Rozdział 108

84 11 2
                                    

April

  Obudziłam się cała w błocie oparta o kamień. Deszcz już nie padał, a huragan już przeszedł Zobaczyłam chłopaka leżącego niedaleko. Podeszłam do niego i zaczęłam go budzić.

- Nic ci nie jest? - spytałam widząc że chłopak otwiera oczy.

- Jest okej, jak z tobą?

- Żyję, ale to cholerstwo mogło nas zabić. Jak daleko od obozu jesteśmy?

- Z trzy kilometry. Powinniśmy wracać i sprawdzić co z nimi.

- Racja - chłopak powoli wstał i ruszyliśmy w stronę obozu. 

- Chyba przełożymy nasz wypad na jutro - powiedziałam i złapałam chłopaka za rękę.

- Raczej tak. Pewnie w obozie jest dużo zniszczeń i trzeba będzie je odbudować - swoją drogą, ten huragan przyszedł tak nagle. Spokojnie spacerowaliśmy, zaczęło lać i wiać. Potem ukryliśmy się, a gdy przestało padać wyszliśmy na zewnątrz i tam spędziliśmy resztę nocy.

- Jedziemy? - spytał Ron wskazując i podnosząc stary rower.

- Pewnie koła są przebite, a poza tym jak mielibyśmy jechać w dwójkę?

- Koła ma całe... I ma bagażnik, wsiadaj - powiedział siadając na rower. Ja usiadłam na bagażnik i niepewnie spojrzałam na chłopaka.

- Jesteś pewien, że dasz radę?

- Wątpisz w swojego księcia?

- Skądże - odpowiedziałam, a chłopak ruszył. Jechaliśmy betonową drogą, a co jakiś czas mijaliśmy trupy. 

- Nie wjedziemy do lasu, więc musimy iść - zeskoczyłam z przedmiotu i weszłam w dość gęsty las. Po pewnym czasie zobaczyłam jezioro.

- Patrz to chyba nasi - zaczęłam biec i po chwili stałam koło drzewa z którego Sasha i Ruth kogoś ściągały. Podeszłam jeszcze bliżej i zobaczyłam, że to Tara.

- Co się kurwa stało? - spytałam, a kobieta na mnie spojrzała.

- Dobrze, że nic wam nie jest. To najprawdopodobniej przez huragan.

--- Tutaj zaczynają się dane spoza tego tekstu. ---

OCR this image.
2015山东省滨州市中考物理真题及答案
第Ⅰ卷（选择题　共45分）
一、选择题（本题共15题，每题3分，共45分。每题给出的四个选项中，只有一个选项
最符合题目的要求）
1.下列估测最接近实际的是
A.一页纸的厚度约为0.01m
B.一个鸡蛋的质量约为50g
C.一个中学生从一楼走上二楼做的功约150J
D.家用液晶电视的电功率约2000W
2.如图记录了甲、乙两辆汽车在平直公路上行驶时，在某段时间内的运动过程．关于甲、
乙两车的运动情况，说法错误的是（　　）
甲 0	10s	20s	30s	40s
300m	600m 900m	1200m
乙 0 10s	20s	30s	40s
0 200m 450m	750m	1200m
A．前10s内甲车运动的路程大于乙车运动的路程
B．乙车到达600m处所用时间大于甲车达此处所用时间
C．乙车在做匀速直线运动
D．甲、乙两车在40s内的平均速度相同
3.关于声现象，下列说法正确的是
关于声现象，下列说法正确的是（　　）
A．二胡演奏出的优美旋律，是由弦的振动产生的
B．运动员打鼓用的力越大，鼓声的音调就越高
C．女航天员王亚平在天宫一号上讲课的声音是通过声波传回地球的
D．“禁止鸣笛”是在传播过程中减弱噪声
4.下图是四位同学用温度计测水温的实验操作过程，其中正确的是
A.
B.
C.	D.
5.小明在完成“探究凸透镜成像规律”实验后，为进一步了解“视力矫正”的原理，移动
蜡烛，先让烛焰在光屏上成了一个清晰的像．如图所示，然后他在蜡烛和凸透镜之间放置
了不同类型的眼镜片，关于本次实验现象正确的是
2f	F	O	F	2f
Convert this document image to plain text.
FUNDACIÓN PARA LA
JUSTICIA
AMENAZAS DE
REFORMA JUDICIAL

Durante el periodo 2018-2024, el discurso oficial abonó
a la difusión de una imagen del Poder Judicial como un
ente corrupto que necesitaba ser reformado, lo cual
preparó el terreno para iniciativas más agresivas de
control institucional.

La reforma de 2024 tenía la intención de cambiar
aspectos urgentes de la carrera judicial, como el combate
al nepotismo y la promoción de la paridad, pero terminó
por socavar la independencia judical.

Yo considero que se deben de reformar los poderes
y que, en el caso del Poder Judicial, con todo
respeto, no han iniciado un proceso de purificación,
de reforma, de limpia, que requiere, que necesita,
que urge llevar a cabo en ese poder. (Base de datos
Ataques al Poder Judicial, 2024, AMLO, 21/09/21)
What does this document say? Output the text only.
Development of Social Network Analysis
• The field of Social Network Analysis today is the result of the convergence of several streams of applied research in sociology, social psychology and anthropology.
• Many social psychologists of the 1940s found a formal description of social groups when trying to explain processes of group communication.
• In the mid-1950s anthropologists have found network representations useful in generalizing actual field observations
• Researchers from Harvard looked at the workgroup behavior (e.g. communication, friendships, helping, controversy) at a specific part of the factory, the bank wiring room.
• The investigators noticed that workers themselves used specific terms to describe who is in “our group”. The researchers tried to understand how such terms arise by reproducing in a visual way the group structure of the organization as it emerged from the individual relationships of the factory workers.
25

- Jest martwa? - spytał Ron dobiegając i widząc co się dzieje.

- Tak - odpowiedziała kobieta, wbiła nóż w martwą głowę i wyrzuciła ciało do dziury.

- Jeszcze jakieś straty? 

- Zapasy i najważniejsze przedmioty schowaliśmy. Wszystko jest całe - odpowiedziała Ruth, a ja rozejrzałam się po okolicy. Kilka drzew jest przewróconych, ale nic nie zniszczyły. Oby w najbliższych dniach nic takiego nie miało miejsca.

- A co z twoim palcem? 

- Przypaliłam ranę ponieważ bolała i strasznie krwawiła. Ale jak widać nie przemieniłam się - uśmiechnęłam się do dziewczyny, a ta zrobiła to samo...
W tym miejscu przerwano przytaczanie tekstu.